Brown Discharge After Childbirth
Postpartum bleeding, called lochia, follows a predictable color pattern. For the first three to four days after delivery, the bleeding is red and relatively heavy. After about a week, it transitions to a pinkish-brown color and becomes less bloody-looking. This brownish stage typically lasts from roughly day 4 through day 12 postpartum, and it gradually becomes more watery before tapering off entirely. Brown postpartum discharge during this window is a normal part of recovery.
When Brown Blood Signals a Problem
On its own, brown period blood is rarely a cause for concern. But context matters. Brown discharge paired with other symptoms can point to an infection like pelvic inflammatory disease (PID). Warning signs include lower abdominal pain, fever, discharge with a bad odor, pain during sex, a burning sensation when urinating, or bleeding between periods. PID symptoms can be subtle, and some people don’t notice them at all, which is why paying attention to changes in smell or pain alongside the color change is important.
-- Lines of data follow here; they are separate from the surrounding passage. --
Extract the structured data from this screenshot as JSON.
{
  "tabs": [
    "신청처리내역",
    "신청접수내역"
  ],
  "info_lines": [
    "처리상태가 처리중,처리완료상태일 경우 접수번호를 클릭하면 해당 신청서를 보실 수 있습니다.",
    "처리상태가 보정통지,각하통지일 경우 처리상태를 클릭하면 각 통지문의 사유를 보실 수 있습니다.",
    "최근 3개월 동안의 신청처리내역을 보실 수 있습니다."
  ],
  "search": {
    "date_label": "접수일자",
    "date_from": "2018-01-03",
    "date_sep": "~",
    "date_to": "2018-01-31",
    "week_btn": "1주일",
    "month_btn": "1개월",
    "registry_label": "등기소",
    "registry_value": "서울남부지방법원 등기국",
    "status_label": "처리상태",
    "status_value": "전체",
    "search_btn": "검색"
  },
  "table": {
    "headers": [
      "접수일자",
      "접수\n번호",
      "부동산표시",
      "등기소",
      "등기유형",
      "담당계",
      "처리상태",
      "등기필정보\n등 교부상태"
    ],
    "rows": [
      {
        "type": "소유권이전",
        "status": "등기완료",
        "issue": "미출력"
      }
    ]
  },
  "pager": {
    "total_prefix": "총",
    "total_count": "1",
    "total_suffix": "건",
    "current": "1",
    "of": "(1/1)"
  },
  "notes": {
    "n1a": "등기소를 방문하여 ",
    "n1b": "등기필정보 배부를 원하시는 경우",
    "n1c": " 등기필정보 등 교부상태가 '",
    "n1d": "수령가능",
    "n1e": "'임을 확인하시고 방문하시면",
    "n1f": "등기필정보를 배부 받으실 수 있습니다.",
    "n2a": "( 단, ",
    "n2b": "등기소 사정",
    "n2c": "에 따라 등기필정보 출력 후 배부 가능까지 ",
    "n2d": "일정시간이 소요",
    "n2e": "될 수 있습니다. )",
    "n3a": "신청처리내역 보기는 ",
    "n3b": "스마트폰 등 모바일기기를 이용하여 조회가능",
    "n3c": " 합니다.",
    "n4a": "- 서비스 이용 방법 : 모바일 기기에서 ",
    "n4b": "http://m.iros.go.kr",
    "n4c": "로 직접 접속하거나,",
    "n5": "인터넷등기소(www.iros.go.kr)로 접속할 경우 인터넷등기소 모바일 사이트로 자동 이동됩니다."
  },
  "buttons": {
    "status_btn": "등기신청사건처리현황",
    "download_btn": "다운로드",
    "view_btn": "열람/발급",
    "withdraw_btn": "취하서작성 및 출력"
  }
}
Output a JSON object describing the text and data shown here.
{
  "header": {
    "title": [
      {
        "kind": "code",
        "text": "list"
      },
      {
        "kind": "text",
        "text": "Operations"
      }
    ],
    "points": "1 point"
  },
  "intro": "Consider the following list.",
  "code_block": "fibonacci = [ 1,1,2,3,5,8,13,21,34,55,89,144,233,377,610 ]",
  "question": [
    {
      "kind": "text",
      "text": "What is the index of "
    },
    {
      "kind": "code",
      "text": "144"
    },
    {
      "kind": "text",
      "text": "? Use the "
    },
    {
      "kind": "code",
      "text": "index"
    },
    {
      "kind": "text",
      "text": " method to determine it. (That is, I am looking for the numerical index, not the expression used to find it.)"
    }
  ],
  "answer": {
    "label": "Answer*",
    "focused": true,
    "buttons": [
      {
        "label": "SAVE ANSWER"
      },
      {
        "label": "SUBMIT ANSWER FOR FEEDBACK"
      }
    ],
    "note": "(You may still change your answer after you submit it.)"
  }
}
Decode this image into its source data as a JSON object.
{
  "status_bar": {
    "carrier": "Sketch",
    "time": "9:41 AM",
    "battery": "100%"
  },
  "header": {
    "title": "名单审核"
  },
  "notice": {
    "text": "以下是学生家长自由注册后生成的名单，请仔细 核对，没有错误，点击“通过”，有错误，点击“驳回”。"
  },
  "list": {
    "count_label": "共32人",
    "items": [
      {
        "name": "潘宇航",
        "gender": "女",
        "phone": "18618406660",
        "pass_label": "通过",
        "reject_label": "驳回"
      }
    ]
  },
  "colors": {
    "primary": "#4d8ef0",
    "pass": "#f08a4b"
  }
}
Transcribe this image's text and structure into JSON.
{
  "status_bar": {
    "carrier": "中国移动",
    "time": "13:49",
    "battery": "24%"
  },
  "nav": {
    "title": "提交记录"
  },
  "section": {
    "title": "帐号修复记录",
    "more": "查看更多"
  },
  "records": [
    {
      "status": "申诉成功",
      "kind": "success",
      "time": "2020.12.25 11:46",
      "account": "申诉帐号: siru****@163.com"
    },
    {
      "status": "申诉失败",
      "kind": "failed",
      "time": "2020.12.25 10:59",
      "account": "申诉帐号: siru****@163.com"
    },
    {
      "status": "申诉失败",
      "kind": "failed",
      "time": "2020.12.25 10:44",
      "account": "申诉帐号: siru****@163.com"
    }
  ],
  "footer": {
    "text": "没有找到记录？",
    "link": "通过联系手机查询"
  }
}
Certain patterns in your cycle also warrant attention regardless of blood color. Bleeding that lasts more than 7 days, cycles shorter than 21 days or longer than 35 days, soaking through a pad or tampon every hour, spotting between periods, or bleeding after sex all fall outside the normal range. If cycle length varies by more than 7 to 9 days from month to month, or you go 3 to 6 months without a period, those are signs of an underlying issue worth investigating.
If you’re soaking through pads every hour for more than two hours straight and also feel dizzy, lightheaded, or short of breath, that’s an emergency that needs immediate care. But that scenario involves heavy red bleeding, not the light brown spotting most people are asking about when they search this question.